In most cases, business associates have access to the same data, the same systems, the same documents and artifacts of patient care as covered entities. But yet, they were not required to implement the same physical, technical and administrative security controls as covered entities were. They were required to sign agreements with covered entities stating their intent to protect data, but they were not on the hook to implement any specific security technology or controls to actively defend the data in question. At least not until recently.
As of the Health Information Technology for Economic and Clinical Health (HITECH) Act, business associates are in a different boat. Now, they are required to adhere to the same security standards as covered entities. What's more, they're on the hook from an enforcement standpoint as well. For business associates not paying attention, this introduces risk and opportunity: risk that they will not get into compliance with the law and that they will be subject to enforcement action and opportunity to differentiate themselves to their customer base based on their understanding of the requirements and ability to implement secure practices that safeguard patient data.
Meeting the requirements: Cloud strategies
For business associates going through this, it's important to realize that getting to where they need to be from a HIPAA security standpoint could potentially be facilitated through a (seemingly) unlikely source: their cloud migration efforts. In other words, a migration to cloud already in progress may (under certain circumstances) be one potential avenue to meet some of the required security HIPAA security controls head on. Why, you ask? There are two reasons for this:
1.) Many firms that provide cloud services have already implemented the specific controls required by HIPAA security in the course of servicing covered entities; and
2.) Overlapping controls (such as those required to support other requirements such as payment or banking regulatory requirements) may potentially be used in support of HIPAA.

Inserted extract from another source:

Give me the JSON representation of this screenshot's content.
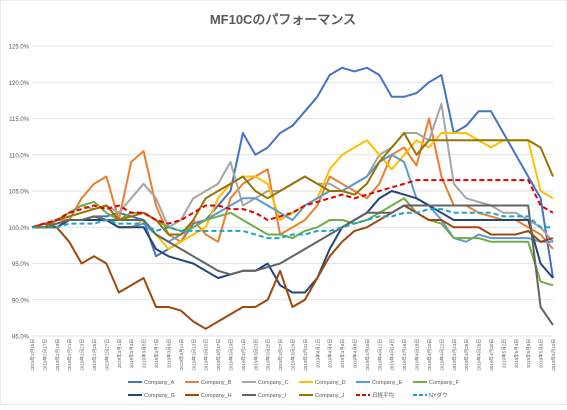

In other words, the promise of cloud is leveraging economies of scale for security as well as other desirable technical outcomes; so rather than each firm having to implement security and other controls themselves, they "consolidate" that effort and implement it once in an environment that can be shared among consumers.
So for business associates looking to rapidly meet the specific controls required by HIPAA security, looking at environments that are already servicing covered entities could be a good bet. Since these environments are on the hook as business associates (just like you are), they are required to meet the equivalent bar as you; so by leveraging their service you ostensibly leverage the effort they've put into implementing the technical, physical and administrative security controls as well.
Of course, this is by no means a substitute for an internal compliance effort. You'll still need to make sure that you're doing the right thing throughout every place that you interact with, handle or access patient health information, but it can certainly be a head start for areas that you're looking to migrate to the cloud anyway. By selecting an environment that will implement the same controls you are required to, and by getting in writing that your service provider will implement the appropriate controls, you just might put yourself farther down the road than you'd otherwise be.
Ed Moyle is senior security strategist at Savvis.